"Do drugiego z rzędu finału podejdziemy lepiej przygotowani psychicznie". Simone Bolelli i Andrea Vavassori są uśmiechnięci po zakwalifikowaniu się do drugiego z rzędu finału debla na Australian Open, ale już koncentrują się na czekającym ich meczu.
"W zeszłym roku był to zupełnie nieoczekiwany finał. Byliśmy 50. na świecie i groziło nam odpadnięcie z turnieju. To było bardzo emocjonujące i nie poradziliśmy sobie dobrze z trudnościami, jakie mieliśmy z zarządzaniem oczekiwaniem.
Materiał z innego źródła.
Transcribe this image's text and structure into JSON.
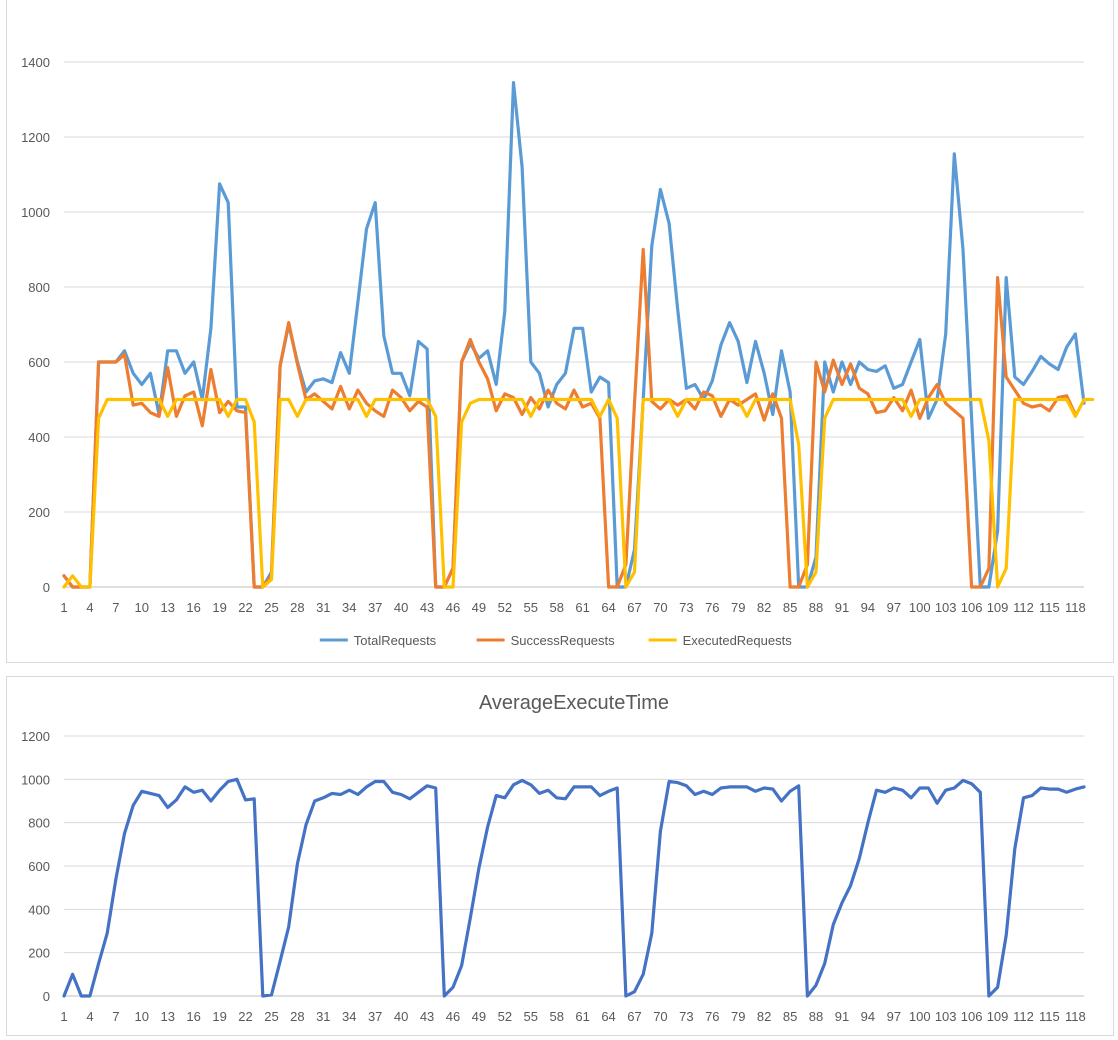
{
  "chart_data": [
    {
      "type": "line",
      "title": "",
      "xlabel": "",
      "ylabel": "",
      "ylim": [
        0,
        1400
      ],
      "yticks": [
        0,
        200,
        400,
        600,
        800,
        1000,
        1200,
        1400
      ],
      "xlim": [
        1,
        119
      ],
      "xtick_labels": [
        "1",
        "4",
        "7",
        "10",
        "13",
        "16",
        "19",
        "22",
        "25",
        "28",
        "31",
        "34",
        "37",
        "40",
        "43",
        "46",
        "49",
        "52",
        "55",
        "58",
        "61",
        "64",
        "67",
        "70",
        "73",
        "76",
        "79",
        "82",
        "85",
        "88",
        "91",
        "94",
        "97",
        "100",
        "103",
        "106",
        "109",
        "112",
        "115",
        "118"
      ],
      "grid": "horizontal",
      "legend": "bottom",
      "colors": {
        "TotalRequests": "#5b9bd5",
        "SuccessRequests": "#ed7d31",
        "ExecutedRequests": "#ffc000"
      },
      "series": [
        {
          "name": "TotalRequests",
          "color": "#5b9bd5",
          "values": [
            30,
            0,
            0,
            0,
            600,
            600,
            600,
            630,
            570,
            540,
            570,
            460,
            630,
            630,
            570,
            600,
            500,
            690,
            1075,
            1025,
            480,
            480,
            0,
            0,
            40,
            590,
            700,
            600,
            520,
            550,
            555,
            545,
            625,
            570,
            760,
            955,
            1025,
            670,
            570,
            570,
            510,
            655,
            635,
            0,
            0,
            50,
            600,
            650,
            610,
            630,
            540,
            735,
            1345,
            1120,
            600,
            570,
            480,
            540,
            570,
            690,
            690,
            520,
            560,
            545,
            0,
            0,
            100,
            500,
            910,
            1060,
            970,
            740,
            530,
            540,
            500,
            550,
            645,
            705,
            655,
            545,
            655,
            570,
            460,
            630,
            520,
            0,
            0,
            80,
            600,
            520,
            600,
            540,
            600,
            580,
            575,
            590,
            530,
            540,
            600,
            660,
            450,
            500,
            675,
            1155,
            900,
            450,
            0,
            0,
            150,
            825,
            560,
            540,
            575,
            615,
            595,
            580,
            640,
            675,
            490
          ]
        },
        {
          "name": "SuccessRequests",
          "color": "#ed7d31",
          "values": [
            30,
            0,
            0,
            0,
            600,
            600,
            600,
            620,
            485,
            490,
            465,
            455,
            585,
            455,
            510,
            520,
            430,
            580,
            465,
            495,
            470,
            465,
            0,
            0,
            30,
            590,
            705,
            595,
            500,
            515,
            495,
            475,
            535,
            475,
            525,
            490,
            470,
            455,
            525,
            505,
            470,
            495,
            480,
            0,
            0,
            50,
            600,
            660,
            600,
            555,
            470,
            515,
            505,
            460,
            505,
            475,
            525,
            490,
            475,
            525,
            480,
            490,
            450,
            0,
            0,
            60,
            490,
            900,
            495,
            475,
            500,
            485,
            500,
            475,
            520,
            510,
            455,
            500,
            485,
            500,
            515,
            445,
            515,
            450,
            0,
            0,
            60,
            600,
            520,
            605,
            540,
            595,
            530,
            515,
            465,
            470,
            505,
            470,
            525,
            450,
            505,
            540,
            490,
            470,
            450,
            0,
            0,
            50,
            825,
            560,
            525,
            490,
            480,
            485,
            470,
            505,
            510,
            460
          ]
        },
        {
          "name": "ExecutedRequests",
          "color": "#ffc000",
          "values": [
            0,
            30,
            0,
            0,
            450,
            500,
            500,
            500,
            500,
            500,
            500,
            500,
            455,
            500,
            500,
            500,
            500,
            500,
            500,
            455,
            500,
            500,
            440,
            0,
            20,
            500,
            500,
            455,
            500,
            500,
            500,
            500,
            500,
            500,
            500,
            455,
            500,
            500,
            500,
            500,
            500,
            500,
            500,
            455,
            0,
            0,
            440,
            490,
            500,
            500,
            500,
            500,
            500,
            500,
            455,
            500,
            500,
            500,
            500,
            500,
            500,
            500,
            455,
            500,
            450,
            0,
            40,
            500,
            500,
            500,
            500,
            455,
            500,
            500,
            500,
            500,
            500,
            500,
            500,
            455,
            500,
            500,
            500,
            500,
            500,
            380,
            0,
            40,
            450,
            500,
            500,
            500,
            500,
            500,
            500,
            500,
            500,
            500,
            455,
            500,
            500,
            500,
            500,
            500,
            500,
            500,
            500,
            390,
            0,
            50,
            500,
            500,
            500,
            500,
            500,
            500,
            500,
            455,
            500,
            500
          ]
        }
      ]
    },
    {
      "type": "line",
      "title": "AverageExecuteTime",
      "xlabel": "",
      "ylabel": "",
      "ylim": [
        0,
        1200
      ],
      "yticks": [
        0,
        200,
        400,
        600,
        800,
        1000,
        1200
      ],
      "xlim": [
        1,
        119
      ],
      "xtick_labels": [
        "1",
        "4",
        "7",
        "10",
        "13",
        "16",
        "19",
        "22",
        "25",
        "28",
        "31",
        "34",
        "37",
        "40",
        "43",
        "46",
        "49",
        "52",
        "55",
        "58",
        "61",
        "64",
        "67",
        "70",
        "73",
        "76",
        "79",
        "82",
        "85",
        "88",
        "91",
        "94",
        "97",
        "100",
        "103",
        "106",
        "109",
        "112",
        "115",
        "118"
      ],
      "grid": "horizontal",
      "legend": "none",
      "series": [
        {
          "color": "#4472c4",
          "values": [
            0,
            100,
            0,
            0,
            150,
            290,
            540,
            750,
            880,
            945,
            935,
            925,
            870,
            905,
            965,
            940,
            950,
            900,
            950,
            990,
            1000,
            905,
            910,
            0,
            5,
            160,
            320,
            610,
            790,
            900,
            915,
            935,
            930,
            950,
            930,
            965,
            990,
            990,
            940,
            930,
            910,
            940,
            970,
            960,
            0,
            40,
            140,
            360,
            590,
            780,
            925,
            915,
            975,
            995,
            975,
            935,
            950,
            915,
            910,
            965,
            965,
            965,
            925,
            945,
            960,
            0,
            20,
            100,
            290,
            760,
            990,
            985,
            970,
            930,
            945,
            930,
            960,
            965,
            965,
            965,
            945,
            960,
            955,
            900,
            945,
            970,
            0,
            50,
            150,
            330,
            430,
            510,
            635,
            800,
            950,
            940,
            960,
            950,
            915,
            960,
            960,
            890,
            950,
            960,
            995,
            980,
            940,
            0,
            40,
            280,
            680,
            915,
            925,
            960,
            955,
            955,
            940,
            955,
            965
          ]
        }
      ]
    }
  ]
}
Tym razem na pewno będziemy lepiej przygotowani" - wyjaśnił Bolelli. "Dla mnie jest to czwarty finał Wielkiego Szlema i z pewnością doświadczenie, które zdobyłem, zwłaszcza w zakresie mentalnego zarządzania tego typu meczami, pomoże mi", powtarza Vavassori.
Włoska para ma za sobą wyjątkowe 12 miesięcy: cztery tytuły i cztery finały ATP. Ich celem jest zrównanie się z Jannikiem Sinnerem: "Chcemy być numerem 1 w rankingu deblowym", mówią, "Nasz poziom znacznie wzrósł w porównaniu do zeszłego roku. Poza kilkoma słabymi meczami, pokazaliśmy, że mamy odpowiedni poziom, by zawsze być w czołówce wielkich turniejów".